Business owner Mary Jo Rossi said she applauded the city’s goals of retaining and attracting business, and urged the city to make it easier for companies to do business in Martinez.
But others criticized the meetings’ format and setup. The council and staff sat at tables arranged in a horseshoe so they could see O’Keeffe’s lists, but had their backs to the audience, which made them difficult to hear.
Julian Frazer was the first to challenge the council, questioning how the workshop had been posted on the city’s website.
“A number of people are here to talk about extending (public comment) time for the General Plan,” Tim Platt said, adding that they wanted “a better product.”
Attorney Rolf Lindenhayn asked for more time to examine the “voluminous” document. He urged keeping the former golf course, Pine Meadow, as open space, not a housing development.
Cheryll Grover said the General Plan doesn’t protect historic resources.
Frazer urged more open space, not just for recreation uses but as buffers against the city’s railroads, the Shell Refinery and other areas. He urged the city to address vagrants and those digging through garbage cans. He said the community has so many “negatives, it’s keeping the downtown from being vibrant.”

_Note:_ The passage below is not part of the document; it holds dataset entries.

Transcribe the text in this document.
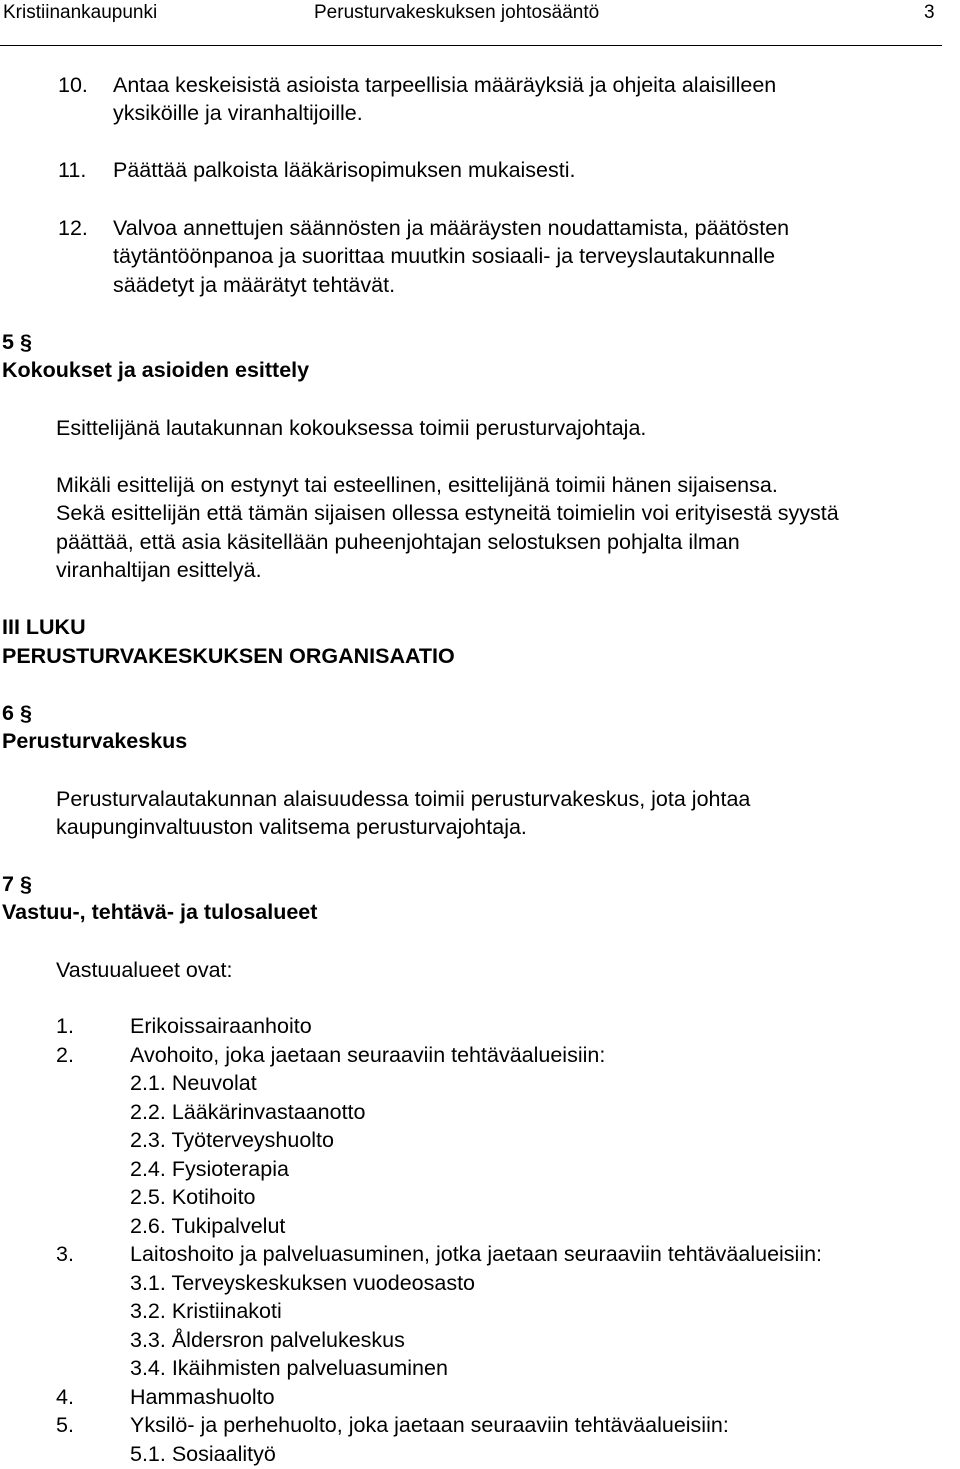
Kristiinankaupunki	Perusturvakeskuksen johtosääntö	3
10. Antaa keskeisistä asioista tarpeellisia määräyksiä ja ohjeita alaisilleen
yksiköille ja viranhaltijoille.
11. Päättää palkoista lääkärisopimuksen mukaisesti.
12. Valvoa annettujen säännösten ja määräysten noudattamista, päätösten
täytäntöönpanoa ja suorittaa muutkin sosiaali- ja terveyslautakunnalle
säädetyt ja määrätyt tehtävät.
5 §
Kokoukset ja asioiden esittely
Esittelijänä lautakunnan kokouksessa toimii perusturvajohtaja.
Mikäli esittelijä on estynyt tai esteellinen, esittelijänä toimii hänen sijaisensa.
Sekä esittelijän että tämän sijaisen ollessa estyneitä toimielin voi erityisestä syystä
päättää, että asia käsitellään puheenjohtajan selostuksen pohjalta ilman
viranhaltijan esittelyä.
III LUKU
PERUSTURVAKESKUKSEN ORGANISAATIO
6 §
Perusturvakeskus
Perusturvalautakunnan alaisuudessa toimii perusturvakeskus, jota johtaa
kaupunginvaltuuston valitsema perusturvajohtaja.
7 §
Vastuu-, tehtävä- ja tulosalueet
Vastuualueet ovat:
1.	Erikoissairaanhoito
2.	Avohoito, joka jaetaan seuraaviin tehtäväalueisiin:
2.1. Neuvolat
2.2. Lääkärinvastaanotto
2.3. Työterveyshuolto
2.4. Fysioterapia
2.5. Kotihoito
2.6. Tukipalvelut
3.	Laitoshoito ja palveluasuminen, jotka jaetaan seuraaviin tehtäväalueisiin:
3.1. Terveyskeskuksen vuodeosasto
3.2. Kristiinakoti
3.3. Åldersron palvelukeskus
3.4. Ikäihmisten palveluasuminen
4.	Hammashuolto
5.	Yksilö- ja perhehuolto, joka jaetaan seuraaviin tehtäväalueisiin:
5.1. Sosiaalityö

Carol Taylor, an environmental engineer, said the public didn’t have enough time to review either the General Plan or its environmental review. “This is the home of John Muir,” she said. “We need an extension.”
Others told the council the marina is full of silt and that some open spaces should be natural sites to promote native species.
Susan Gustafson said the circulation of the General Plan wasn’t well-publicized.
But Braulik said the city couldn’t comply with the California Brown Act that governs public access to meetings and notification requirements before the public comment period expired at 5 p.m. Oct. 29. Nor could the matter be handled at the Oct. 28 meeting, because it wasn’t on the agenda.
Schroder said the public would get another comment period after the council incorporates past responses in a revision of the General Plan.
Avila Farias said she had hoped other members of the council would extend the deadline or start fresh on the documents. If mistakes in the General Plan or the environmental review are found, they could be corrected and the papers could be circulated again for new comments and observations, she said.